REVIEW: Raymond Briggs’ Father Christmas
Muddy reviews this warming old-fashioned festive treat for littlies with a one-woman band and cute wooden puppets at Warwick Arts Centre.
A cast of three, including a puppeteer, a musician and one actor, charmingly bring to life Raymond Briggs’ warm, funny and subversive picture book, first published 46 years ago. Many parents will have themselves grown up reading stories by the popular 85-year-old Sussex-based illustrator and author, whose other books include The Snowman.
The show, a Christmas fixture at London’s Lyric Hammersmith created with Pins and Needles, also visits Warwick Arts Centre this December. My daughter and I saw it on the opening weekend, coinciding with a busy Winter Wonderland themed Family Day on Sun Dec 1.
Emma Earle’s production is an enchanting behind-the-scenes stage retelling of Father Christmas’ most important blooming’ night of the year, from his morning wash and breakfast, to feeding his playful cat and dog to delivering a stash of presents around the world. “Right let’s get this over with,” says Briggs’ grumpy Father Christmas as he puts on his red jacket.
Above the stage is a fairy-light enclosed rooftop attic where a clarinet and castanet playing one-woman band creates an intimate mellow, jazzy soundtrack, and sound-effects ranging from radio weather announcements to a whistling kettle.
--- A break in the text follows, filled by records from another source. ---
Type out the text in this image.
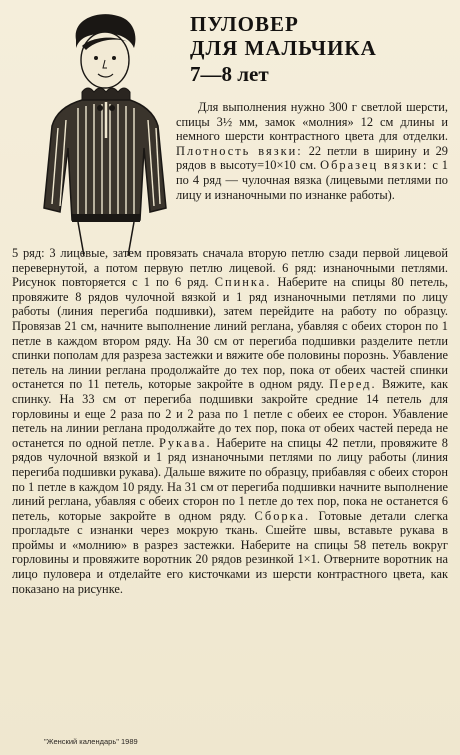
ПУЛОВЕР

ДЛЯ МАЛЬЧИКА

7—8 лет

Для выполнения нужно 300 г светлой шерсти, спицы 3½ мм, замок «молния» 12 см длины и немного шерсти контрастного цвета для отделки. Плотность вязки: 22 петли в ширину и 29 рядов в высоту=10×10 см. Образец вязки: с 1 по 4 ряд — чулочная вязка (лицевыми петлями по лицу и изнаночными по изнанке работы).

5 ряд: 3 лицевые, затем провязать сначала вторую петлю сзади первой лицевой перевернутой, а потом первую петлю лицевой. 6 ряд: изнаночными петлями. Рисунок повторяется с 1 по 6 ряд. Спинка. Наберите на спицы 80 петель, провяжите 8 рядов чулочной вязкой и 1 ряд изнаночными петлями по лицу работы (линия перегиба подшивки), затем перейдите на работу по образцу. Провязав 21 см, начните выполнение линий реглана, убавляя с обеих сторон по 1 петле в каждом втором ряду. На 30 см от перегиба подшивки разделите петли спинки пополам для разреза застежки и вяжите обе половины порознь. Убавление петель на линии реглана продолжайте до тех пор, пока от обеих частей спинки останется по 11 петель, которые закройте в одном ряду. Перед. Вяжите, как спинку. На 33 см от перегиба подшивки закройте средние 14 петель для горловины и еще 2 раза по 2 и 2 раза по 1 петле с обеих ее сторон. Убавление петель на линии реглана продолжайте до тех пор, пока от обеих частей переда не останется по одной петле. Рукава. Наберите на спицы 42 петли, провяжите 8 рядов чулочной вязкой и 1 ряд изнаночными петлями по лицу работы (линия перегиба подшивки рукава). Дальше вяжите по образцу, прибавляя с обеих сторон по 1 петле в каждом 10 ряду. На 31 см от перегиба подшивки начните выполнение линий реглана, убавляя с обеих сторон по 1 петле до тех пор, пока не останется 6 петель, которые закройте в одном ряду. Сборка. Готовые детали слегка прогладьте с изнанки через мокрую ткань. Сшейте швы, вставьте рукава в проймы и «молнию» в разрез застежки. Наберите на спицы 58 петель вокруг горловины и провяжите воротник 20 рядов резинкой 1×1. Отверните воротник на лицо пуловера и отделайте его кисточками из шерсти контрастного цвета, как показано на рисунке.

"Женский календарь" 1989
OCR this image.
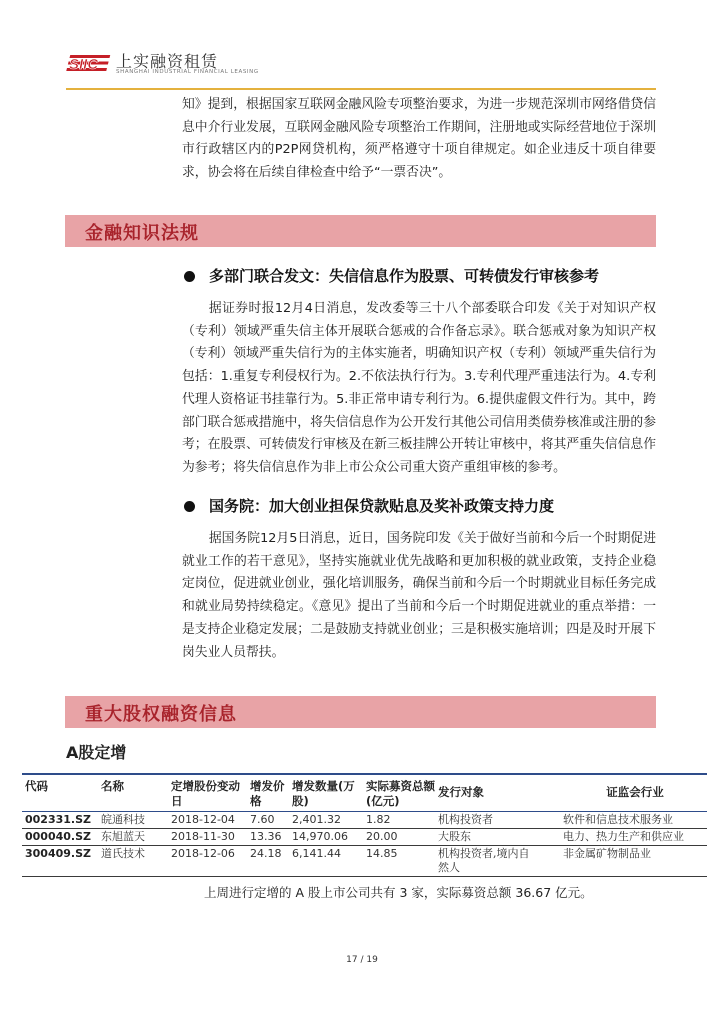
SIIC 上实融资租赁
SHANGHAI INDUSTRIAL FINANCIAL LEASING
知》提到，根据国家互联网金融风险专项整治要求，为进一步规范深圳市网络借贷信息中介行业发展，互联网金融风险专项整治工作期间，注册地或实际经营地位于深圳市行政辖区内的P2P网贷机构，须严格遵守十项自律规定。如企业违反十项自律要求，协会将在后续自律检查中给予“一票否决”。
金融知识法规
多部门联合发文：失信信息作为股票、可转债发行审核参考
据证券时报12月4日消息，发改委等三十八个部委联合印发《关于对知识产权（专利）领域严重失信主体开展联合惩戒的合作备忘录》。联合惩戒对象为知识产权（专利）领域严重失信行为的主体实施者，明确知识产权（专利）领域严重失信行为包括：1.重复专利侵权行为。2.不依法执行行为。3.专利代理严重违法行为。4.专利代理人资格证书挂靠行为。5.非正常申请专利行为。6.提供虚假文件行为。其中，跨部门联合惩戒措施中，将失信信息作为公开发行其他公司信用类债券核准或注册的参考；在股票、可转债发行审核及在新三板挂牌公开转让审核中，将其严重失信信息作为参考；将失信信息作为非上市公众公司重大资产重组审核的参考。
国务院：加大创业担保贷款贴息及奖补政策支持力度
据国务院12月5日消息，近日，国务院印发《关于做好当前和今后一个时期促进就业工作的若干意见》，坚持实施就业优先战略和更加积极的就业政策，支持企业稳定岗位，促进就业创业，强化培训服务，确保当前和今后一个时期就业目标任务完成和就业局势持续稳定。《意见》提出了当前和今后一个时期促进就业的重点举措：一是支持企业稳定发展；二是鼓励支持就业创业；三是积极实施培训；四是及时开展下岗失业人员帮扶。
重大股权融资信息
A股定增
代码	名称	定增股份变动日	增发价格	增发数量(万股)	实际募资总额(亿元)	发行对象	证监会行业
002331.SZ	皖通科技	2018-12-04	7.60	2,401.32	1.82	机构投资者	软件和信息技术服务业
000040.SZ	东旭蓝天	2018-11-30	13.36	14,970.06	20.00	大股东	电力、热力生产和供应业
300409.SZ	道氏技术	2018-12-06	24.18	6,141.44	14.85	机构投资者,境内自然人	非金属矿物制品业
上周进行定增的 A 股上市公司共有 3 家，实际募资总额 36.67 亿元。
17 / 19
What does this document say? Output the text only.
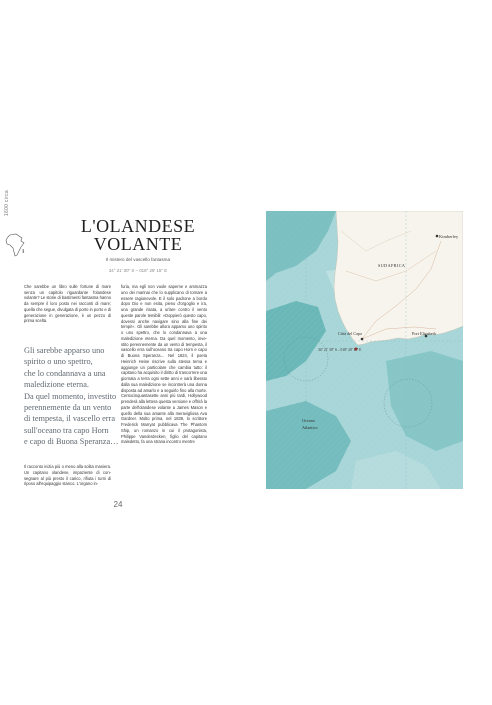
1600 circa
L'OLANDESE
VOLANTE
Il mistero del vascello fantasma
34° 21' 30'' S – 018° 28' 15'' E
Che sarebbe un libro sulle fortune di mare senza un capitolo riguardante l'olandese volante? Le storie di bastimenti fantasma hanno da sempre il loro posto nei racconti di mare; quella che segue, divulgata di porto in porto e di generazione in generazione, è un pezzo di prima scelta.
Gli sarebbe apparso uno
spirito o uno spettro,
che lo condannava a una
maledizione eterna.
Da quel momento, investito
perennemente da un vento
di tempesta, il vascello erra
sull'oceano tra capo Horn
e capo di Buona Speranza…
Il racconto inizia più o meno alla solita maniera. Un capitano olandese, impaziente di consegnare al più presto il carico, rifiuta i turni di riposo all'equipaggio stanco. L'organo in-
furia, ma egli non vuole saperne e ammazza uno dei marinai che lo supplicano di tornare a essere ragionevole. E il solo padrone a bordo dopo Dio e non esita, pieno d'orgoglio e ira, una grande risata, a urlare contro il vento queste parole temibili: «Doppierò questo capo, dovessi anche navigare sino alla fine dei tempi!». Gli sarebbe allora apparso uno spirito o uno spettro, che lo condannava a una maledizione eterna. Da quel momento, investito perennemente da un vento di tempesta, il vascello erra sull'oceano tra capo Horn e capo di Buona Speranza… Nel 1824, il poeta Heinrich Heine riscrive sulla stessa tema e aggiunge un particolare che cambia tutto: il capitano ha acquisito il diritto di trascorrere una giornata a terra ogni sette anni e sarà liberato dalla sua maledizione se incontrerà una donna disposta ad amarlo e a seguirlo fino alla morte. Centocinquantasette anni più tardi, Hollywood prenderà alla lettera questa versione e offrirà la parte dell'olandese volante a James Mason e quello della sua amante alla meravigliosa Ava Gardner. Molto prima, nel 1839, lo scrittore Frederick Marryat pubblicava The Phantom Ship, un romanzo in cui il protagonista, Philippe Vanderdecken, figlio del capitano maledetto, fa una strana incontro mentre
24
Kimberley
SUDAFRICA
Città del Capo	Port Elizabeth
34° 21' 30'' S – 018° 28' 15'' E
Oceano
Atlantico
Cat, dog and two reindeer have been recreated as hand-painted wooden puppets by Max Humphries – and look just like the ones in Briggs’ illustrations.
The production has children in fits of laughter throughout, especially when Father Christmas washes his armpits with a flannel, attempts to retrieve one of his boots from on top of dog’s nose (“Blooming dog”) and shakes his bootie as he gets stuck coming down a chimney (“Blooming chimneys”).
There’s nothing quite like sitting in a warm, cosy auditorium when imagining someone trudging in freezing, falling snow – even if it is fake. A simple yet ingenious hand-painted set by Zoe Squires features the inside of Father Christmas’s home, opening into a street scene full of secret doors and hidden hatches – and a sleigh. You can even see inside a chimney flu as he climbs down and shadow puppetry as he delivers presents.
The gentle humour of this hour-long production will definitely put littlies into a Christmassy mood in the run up to December 25. The easy-to-follow plot is full of festive fun and just the right length for three – six-year-olds.
- Elsewhere in the building there was colourful rangoli floor art, henna tattooing, storytelling, face-painting, Christmas craft-making and interactive shows, including drumming workshops and hands-on experiments exploring the science of winter. With seasonal activities also happening in the University of Warwick’s new Oculus building and recently opened Sports and Wellness Hub.